На следующий день провожали любителя насекомых всем семейством. Отобранные Пафнутием Сильвестровичем баночки, сачки и ловушки были закрыты в подсобке, а ключ демонстративно повешен на шею, Киприаном — проверен рюкзачок, в который Иван уложил бутерброды и бутылку воды, а Лукьяном коварно обысканы многочисленные карманы разлетайки-штормовки. И найден-таки складной сачок и небольшая баночка-морилочка. После чего младший брат был насильно выдворен из дому с наказом без результатов не возвращаться.

Иван появился дома около восьми вечера, очень довольный собой и с результатами: он приобрел первое издание «Жизни насекомых», книги Вайднера и Шнейдера, а также несколько томиков Хэрриота, Даррелла и Гржимека, как будто случайно затесавшиеся в эту компанию.

На следующий день упорно отказывающегося следовать семейной традиции аспиранта обыскали не только на предмет ловушек для насекомых, но и на наличие денег, кои безжалостной рукой Лукьяна были вытащены из всех многочисленных карманов и карманчиков брюк, рубашки и ветровки.

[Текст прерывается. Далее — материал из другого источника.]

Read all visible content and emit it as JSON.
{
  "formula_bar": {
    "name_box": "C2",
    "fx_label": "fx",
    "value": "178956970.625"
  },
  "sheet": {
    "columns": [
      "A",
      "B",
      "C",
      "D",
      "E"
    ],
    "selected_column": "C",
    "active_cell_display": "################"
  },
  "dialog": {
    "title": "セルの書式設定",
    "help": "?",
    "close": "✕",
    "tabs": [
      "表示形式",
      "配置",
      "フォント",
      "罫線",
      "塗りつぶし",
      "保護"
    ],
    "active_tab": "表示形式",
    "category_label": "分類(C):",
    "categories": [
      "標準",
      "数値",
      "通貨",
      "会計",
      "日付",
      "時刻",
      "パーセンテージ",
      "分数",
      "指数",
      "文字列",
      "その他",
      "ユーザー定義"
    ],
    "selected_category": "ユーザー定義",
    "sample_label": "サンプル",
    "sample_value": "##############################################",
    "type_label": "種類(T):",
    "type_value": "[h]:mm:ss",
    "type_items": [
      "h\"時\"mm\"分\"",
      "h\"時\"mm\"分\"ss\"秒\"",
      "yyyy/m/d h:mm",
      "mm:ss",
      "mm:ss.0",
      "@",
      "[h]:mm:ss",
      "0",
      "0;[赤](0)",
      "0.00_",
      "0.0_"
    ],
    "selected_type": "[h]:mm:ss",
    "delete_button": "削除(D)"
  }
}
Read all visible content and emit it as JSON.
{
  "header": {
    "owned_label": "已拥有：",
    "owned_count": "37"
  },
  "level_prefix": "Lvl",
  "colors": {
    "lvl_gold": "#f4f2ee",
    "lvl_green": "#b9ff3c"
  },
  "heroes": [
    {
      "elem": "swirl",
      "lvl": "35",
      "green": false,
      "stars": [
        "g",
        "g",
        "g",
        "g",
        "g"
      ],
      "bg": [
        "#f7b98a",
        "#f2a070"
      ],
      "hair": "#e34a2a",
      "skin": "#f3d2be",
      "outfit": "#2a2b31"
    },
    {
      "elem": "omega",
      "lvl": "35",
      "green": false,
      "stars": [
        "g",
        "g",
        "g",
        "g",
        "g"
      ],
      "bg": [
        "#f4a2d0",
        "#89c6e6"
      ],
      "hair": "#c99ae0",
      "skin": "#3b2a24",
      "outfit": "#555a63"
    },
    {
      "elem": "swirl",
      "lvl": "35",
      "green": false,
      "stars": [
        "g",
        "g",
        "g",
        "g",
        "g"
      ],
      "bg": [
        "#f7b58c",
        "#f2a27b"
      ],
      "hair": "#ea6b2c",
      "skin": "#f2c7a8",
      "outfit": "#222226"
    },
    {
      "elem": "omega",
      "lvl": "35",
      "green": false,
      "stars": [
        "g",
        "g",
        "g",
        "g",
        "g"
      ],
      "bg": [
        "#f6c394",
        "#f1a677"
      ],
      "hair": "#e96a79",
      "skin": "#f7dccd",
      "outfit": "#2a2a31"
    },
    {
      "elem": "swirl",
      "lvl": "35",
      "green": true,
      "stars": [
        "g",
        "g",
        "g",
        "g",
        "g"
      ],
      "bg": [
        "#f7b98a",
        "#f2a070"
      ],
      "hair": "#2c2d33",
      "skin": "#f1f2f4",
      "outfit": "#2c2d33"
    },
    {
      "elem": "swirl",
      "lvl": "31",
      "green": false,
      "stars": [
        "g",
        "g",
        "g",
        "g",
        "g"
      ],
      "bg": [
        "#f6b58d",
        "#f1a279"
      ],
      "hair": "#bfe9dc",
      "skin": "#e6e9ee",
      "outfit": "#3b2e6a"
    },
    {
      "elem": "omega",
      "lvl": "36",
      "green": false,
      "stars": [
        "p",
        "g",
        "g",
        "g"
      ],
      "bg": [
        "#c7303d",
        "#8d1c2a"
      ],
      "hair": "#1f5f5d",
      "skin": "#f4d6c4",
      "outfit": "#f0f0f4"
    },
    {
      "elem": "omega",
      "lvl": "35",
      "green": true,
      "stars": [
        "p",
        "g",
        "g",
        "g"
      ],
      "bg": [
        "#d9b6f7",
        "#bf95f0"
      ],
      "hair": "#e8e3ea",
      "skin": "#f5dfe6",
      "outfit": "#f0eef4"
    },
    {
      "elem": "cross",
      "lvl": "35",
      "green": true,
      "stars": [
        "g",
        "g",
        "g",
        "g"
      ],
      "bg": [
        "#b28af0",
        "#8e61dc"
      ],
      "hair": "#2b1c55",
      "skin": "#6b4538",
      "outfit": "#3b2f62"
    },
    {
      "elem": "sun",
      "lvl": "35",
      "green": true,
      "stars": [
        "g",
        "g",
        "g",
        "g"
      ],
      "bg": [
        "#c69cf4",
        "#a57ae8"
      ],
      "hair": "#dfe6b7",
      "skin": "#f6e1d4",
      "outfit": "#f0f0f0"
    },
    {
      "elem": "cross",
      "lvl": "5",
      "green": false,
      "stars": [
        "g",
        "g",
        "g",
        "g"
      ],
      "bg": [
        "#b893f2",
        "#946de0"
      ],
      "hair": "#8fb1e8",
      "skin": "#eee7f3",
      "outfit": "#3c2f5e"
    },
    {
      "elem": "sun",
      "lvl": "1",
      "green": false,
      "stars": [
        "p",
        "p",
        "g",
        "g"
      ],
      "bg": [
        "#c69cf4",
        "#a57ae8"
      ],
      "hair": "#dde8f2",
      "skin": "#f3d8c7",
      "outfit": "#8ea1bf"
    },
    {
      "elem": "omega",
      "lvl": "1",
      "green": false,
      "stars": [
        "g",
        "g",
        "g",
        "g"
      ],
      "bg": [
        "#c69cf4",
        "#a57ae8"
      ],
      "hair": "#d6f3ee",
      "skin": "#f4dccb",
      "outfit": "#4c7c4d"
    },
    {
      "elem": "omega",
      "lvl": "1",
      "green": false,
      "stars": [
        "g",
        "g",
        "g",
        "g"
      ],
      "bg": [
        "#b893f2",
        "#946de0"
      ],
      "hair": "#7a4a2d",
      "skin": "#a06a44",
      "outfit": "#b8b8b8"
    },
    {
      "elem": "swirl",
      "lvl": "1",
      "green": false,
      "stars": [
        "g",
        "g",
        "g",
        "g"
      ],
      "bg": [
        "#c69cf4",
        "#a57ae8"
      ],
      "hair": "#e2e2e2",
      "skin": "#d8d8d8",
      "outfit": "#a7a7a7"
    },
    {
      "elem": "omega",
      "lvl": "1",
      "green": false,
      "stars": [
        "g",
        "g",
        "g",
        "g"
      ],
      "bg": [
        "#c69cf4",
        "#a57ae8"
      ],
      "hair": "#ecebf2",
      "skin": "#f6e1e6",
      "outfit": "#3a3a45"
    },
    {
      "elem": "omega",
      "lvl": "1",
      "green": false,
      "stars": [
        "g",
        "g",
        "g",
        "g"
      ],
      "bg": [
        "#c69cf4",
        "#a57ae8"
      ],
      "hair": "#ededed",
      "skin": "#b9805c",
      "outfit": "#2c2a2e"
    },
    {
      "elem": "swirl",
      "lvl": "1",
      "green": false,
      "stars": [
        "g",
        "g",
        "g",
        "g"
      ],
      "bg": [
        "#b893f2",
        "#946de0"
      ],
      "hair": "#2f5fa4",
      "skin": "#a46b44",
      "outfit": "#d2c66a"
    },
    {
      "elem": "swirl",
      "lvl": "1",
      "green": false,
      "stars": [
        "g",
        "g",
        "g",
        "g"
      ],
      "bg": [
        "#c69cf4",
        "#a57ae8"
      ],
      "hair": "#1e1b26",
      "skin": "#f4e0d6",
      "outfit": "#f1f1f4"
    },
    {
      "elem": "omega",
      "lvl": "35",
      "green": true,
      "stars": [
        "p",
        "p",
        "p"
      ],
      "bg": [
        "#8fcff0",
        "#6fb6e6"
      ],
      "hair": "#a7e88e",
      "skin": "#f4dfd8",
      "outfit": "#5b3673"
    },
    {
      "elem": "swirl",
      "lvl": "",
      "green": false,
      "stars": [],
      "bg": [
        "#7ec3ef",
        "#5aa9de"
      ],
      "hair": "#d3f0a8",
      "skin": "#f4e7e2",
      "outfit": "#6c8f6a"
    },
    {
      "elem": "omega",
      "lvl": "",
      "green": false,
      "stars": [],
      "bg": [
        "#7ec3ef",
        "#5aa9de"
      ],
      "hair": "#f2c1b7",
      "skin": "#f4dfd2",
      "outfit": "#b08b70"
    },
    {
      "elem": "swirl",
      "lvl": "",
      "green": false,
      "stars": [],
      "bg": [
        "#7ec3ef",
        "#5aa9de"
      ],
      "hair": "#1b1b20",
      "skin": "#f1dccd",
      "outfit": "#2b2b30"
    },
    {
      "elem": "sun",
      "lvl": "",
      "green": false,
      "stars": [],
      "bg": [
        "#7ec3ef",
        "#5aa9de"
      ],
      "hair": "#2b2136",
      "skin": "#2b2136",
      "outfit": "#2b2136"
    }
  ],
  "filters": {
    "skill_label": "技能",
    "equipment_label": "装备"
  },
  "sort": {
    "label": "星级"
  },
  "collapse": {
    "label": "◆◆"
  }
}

Вмиг погрустневшего Ивана в очередной раз препроводили из квартиры с наказом исполнить-таки свой долг. К вечеру будущий ученый вернулся совершенно счастливый и братья уже были готовы подумать, что он нашел избранницу — будущую невесту и, значит, по поводу приданого можно больше не волноваться. Но оказалось, что на лодочной станции спасатели презентовали ему огромного, просто невероятной величины, жука-плавунца, и весь оставшийся день Иван ползал по берегу в поисках хотя бы приблизительно таких же гигантских экземпляров.

Становилось ясно, что простыми методами Ивана никоим образом не заставить искать себе суженую. Братья горе-ученого уже успели сыграть свадьбы со своими избранницами, а у Ивана даже намека на невесту не было.

Царь не знал, что и делать. По этому поводу решили собраться на семейный ужин, на который прибыли братья с женами.

Пафнутий Сильвестрович все время расспрашивал старших сыновей, как им в браке, те, словно по-заученному, отвечали, как у них все хорошо, Царь кидал многозначительные взгляды на младшенького, но тот вроде как на инсинуации не реагировал.

Пафнутий Сильвестрович в сердцах отхлебнул горячий чай из чашки, обжегся, хотел было ругнуться по привычке, но только крякнул, взглянув на Пелагею с Агриппиной, напряженно выпрямивших спины.

— По-купечески буду… — и взял блюдце.

— А чем занимаетесь вы? — обернулась к Ивану жена Лукьяна, крутя на тоненьком пальчике кольцо из белого золота с пятикаратным бриллиантом.

— А он у нас бестолковый, — схрустывая сухарик, заметил средний сын.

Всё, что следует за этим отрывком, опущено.